Adapted by stalwart Wayne screenwriter James Edward Grant (who also wrote "McLintock!") from a best-selling book by Western raconteur Louis L'Amour, "Hondo" is the better of the two films, with a story line as taut and tough as beef jerky and a hero perfectly suited to Wayne's laconic style. Originally shot in 3-D just as the early 1950s fad was beginning to fade, the film (directed by John Farrow, father of Mia) is sparing with the visual gimmicks, even if a climactic battle sequence between Apaches and cavalry-led settlers does indulge in a little of the spear-and-knife-in-the-face cinematography that gives away its 3-D roots.
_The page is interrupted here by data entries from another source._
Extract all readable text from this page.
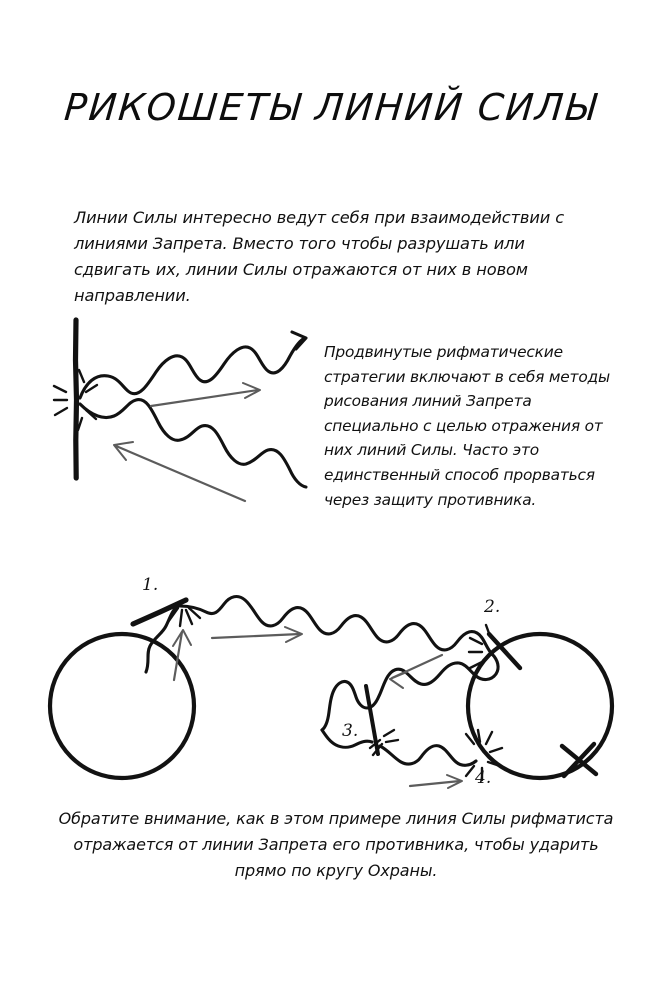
РИКОШЕТЫ ЛИНИЙ СИЛЫ
Линии Силы интересно ведут себя при взаимодействии с линиями Запрета. Вместо того чтобы разрушать или сдвигать их, линии Силы отражаются от них в новом направлении.
Продвинутые рифматические стратегии включают в себя методы рисования линий Запрета специально с целью отражения от них линий Силы. Часто это единственный способ прорваться через защиту противника.
1.
2.
3.
4.
Обратите внимание, как в этом примере линия Силы рифматиста отражается от линии Запрета его противника, чтобы ударить прямо по кругу Охраны.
"McLintock!" is more of a goof, and although it's politically incorrect fun to see the Duke rassle in the mud with frequent co-star Maureen O'Hara and turn her over his knee for a "Shrew"-style spanking, the film feels slighter than "Hondo," even at a half-hour longer.
New DVD 'Magazine'
Debuting this month is the Journal of Short Film, a DVD-based quarterly dedicated to the art of the short. It was founded by filmmaker and textbook editor Karl Mechem, who put out the first call for submissions last spring and who modeled the ad-free compilation on literary journals. The inaugural issue features nine films ranging in length from just three minutes to a little more than 16 and running the stylistic gamut from sci-fi (New Zealander Jonathan Brough's "No Ordinary Sun") to documentary (Ashkan Soltani's "Long Struggle," a look at land struggles between two Shoshone Indian sisters and the federal government).
Focusing more on the kind of short films you would see in an art gallery than at a typical film festival, the premiere issue of the "magazine" is an intriguingly open-minded roundup of everything from straight-ahead narrative (Steven Bognar's mother-and-teenage-daughter portrait, "Gravel") to the kind of thing contemporary art curators like to call "new media" ("Amelita Destruction," a segment from a set of live "improvised cinema" by the art collective Potter-Belmar Labs, which specializes in interactive sculpture, installation, video and performance).
Annual four-issue subscriptions are available for $36 from www.thejsf.org (single volumes $10).